Na primeira das obras referidas, os autores chamam a atenção para a importância económica da definição clara e da segurança da propriedade. A definição dos “property rights” é feita num “ambiente ideal e sem distorções” e traduz uma resposta endógena à crescente escassez de terra. A análise do funcionamento do mercado fundiário, por sua vez, considera como factores explicativos, entre outros, as características do processo produtivo agrícola, o acesso ao crédito e os custos de transacção (Deininger e Feder citados em Gardner e Rausser, 2001: 289).

A segurança dos direitos individuais sobre a terra constitui para estes autores um aspecto decisivo em termos das decisões de investimento. A par dos objectivos produtivos subjacentes à afectação do recurso terra, os autores consideram ainda a promoção do “bem-estar” que poderá estar associada a sistemas alternativos de exploração como é o caso da propriedade comunitária:

“(…), in many cases, traditional systems are associated with a wide range of equity benefits, not all of which normally can be preserved in a system characterized by private land ownership. Research aiming to understand not only the existence and magnitude of productivity benefits arising from the transition from traditional to private property rights, but also the types of welfare benefits provided by different forms of communal arrangements, their magnitude, and possible alternative mechanisms to generate similar effects, would be very useful” (id: 322).

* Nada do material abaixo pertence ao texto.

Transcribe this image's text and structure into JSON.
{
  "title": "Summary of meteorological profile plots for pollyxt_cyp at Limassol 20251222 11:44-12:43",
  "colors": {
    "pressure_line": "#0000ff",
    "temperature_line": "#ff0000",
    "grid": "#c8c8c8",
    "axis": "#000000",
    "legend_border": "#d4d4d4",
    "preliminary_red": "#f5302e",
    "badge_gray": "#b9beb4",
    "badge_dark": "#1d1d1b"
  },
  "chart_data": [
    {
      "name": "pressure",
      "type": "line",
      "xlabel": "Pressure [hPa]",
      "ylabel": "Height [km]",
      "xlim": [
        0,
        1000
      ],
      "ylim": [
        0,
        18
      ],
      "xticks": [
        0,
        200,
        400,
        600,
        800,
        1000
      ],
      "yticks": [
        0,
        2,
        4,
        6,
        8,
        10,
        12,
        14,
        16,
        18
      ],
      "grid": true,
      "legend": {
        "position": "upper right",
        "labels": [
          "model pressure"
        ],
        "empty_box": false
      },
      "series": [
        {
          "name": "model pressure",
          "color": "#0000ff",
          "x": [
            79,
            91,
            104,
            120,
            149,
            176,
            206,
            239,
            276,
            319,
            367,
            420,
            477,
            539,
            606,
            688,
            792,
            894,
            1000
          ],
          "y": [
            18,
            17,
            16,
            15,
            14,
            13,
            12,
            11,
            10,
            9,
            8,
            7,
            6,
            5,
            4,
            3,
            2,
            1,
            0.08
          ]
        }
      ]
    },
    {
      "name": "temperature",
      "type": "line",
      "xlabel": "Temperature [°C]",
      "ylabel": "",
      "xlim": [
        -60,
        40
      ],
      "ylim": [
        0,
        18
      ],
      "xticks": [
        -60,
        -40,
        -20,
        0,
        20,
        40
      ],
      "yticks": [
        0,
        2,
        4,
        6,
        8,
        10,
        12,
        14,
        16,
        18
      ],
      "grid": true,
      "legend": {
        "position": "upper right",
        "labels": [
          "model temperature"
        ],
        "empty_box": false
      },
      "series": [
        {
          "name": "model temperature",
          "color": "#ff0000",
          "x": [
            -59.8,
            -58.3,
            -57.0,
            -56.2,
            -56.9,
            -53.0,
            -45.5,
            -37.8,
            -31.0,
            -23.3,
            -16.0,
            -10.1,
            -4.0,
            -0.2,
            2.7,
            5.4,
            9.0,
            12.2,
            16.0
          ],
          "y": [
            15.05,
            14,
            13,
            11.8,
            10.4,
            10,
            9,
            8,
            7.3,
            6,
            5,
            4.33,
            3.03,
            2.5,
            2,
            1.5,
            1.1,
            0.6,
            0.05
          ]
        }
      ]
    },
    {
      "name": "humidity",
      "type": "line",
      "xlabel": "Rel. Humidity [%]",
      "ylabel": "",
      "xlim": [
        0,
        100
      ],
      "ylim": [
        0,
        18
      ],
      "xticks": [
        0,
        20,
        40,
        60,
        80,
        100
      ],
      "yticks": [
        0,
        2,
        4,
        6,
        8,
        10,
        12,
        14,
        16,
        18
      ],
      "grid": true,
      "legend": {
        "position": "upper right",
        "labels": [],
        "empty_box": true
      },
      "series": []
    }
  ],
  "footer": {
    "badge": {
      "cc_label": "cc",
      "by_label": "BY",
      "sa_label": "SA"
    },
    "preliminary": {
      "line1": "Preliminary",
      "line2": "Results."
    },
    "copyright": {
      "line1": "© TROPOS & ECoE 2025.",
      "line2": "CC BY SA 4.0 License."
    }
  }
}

Este processo de evolução temática e conceptual tem sido marcado também por leituras críticas a aspectos centrais da Economia de Produção de inspiração neoclássica, nomeadamente, os que dizem respeito ao processo de tomada de decisão dos agricultores com implicações ao nível da análise da afectação da terra.

Em Portugal, e como tivemos já oportunidade de referir (vd. capítulo 1, ponto 1.3.3.) o trabalho desenvolvido por alguns agrónomos na década de 80 (Carvalho, 1984; Barros, 1989; Fragata; 1989) questiona o quadro conceptual dominante através do estudo de casos relativos à agricultura portuguesa. Para além da crítica às concepções que presidiram ao desenvolvimento da agricultura em determinados períodos, estes trabalhos chamam a atenção para “a diversidade dos sistemas família-exploração” e para a “diversidade e racionalidade” dos agricultores que inquiriram no âmbito da sua investigação.

A crítica à premissa do lucro máximo e da autonomia conceptual da unidade produtiva está presente também na obra de Heady, segundo Cordovil. Sobre o primeiro aspecto, Heady admite que existem outros factores importantes que presidem à decisão de afectação dos recursos; sobre o segundo, assiste-se ao reconhecimento da importância da unidade família-exploração.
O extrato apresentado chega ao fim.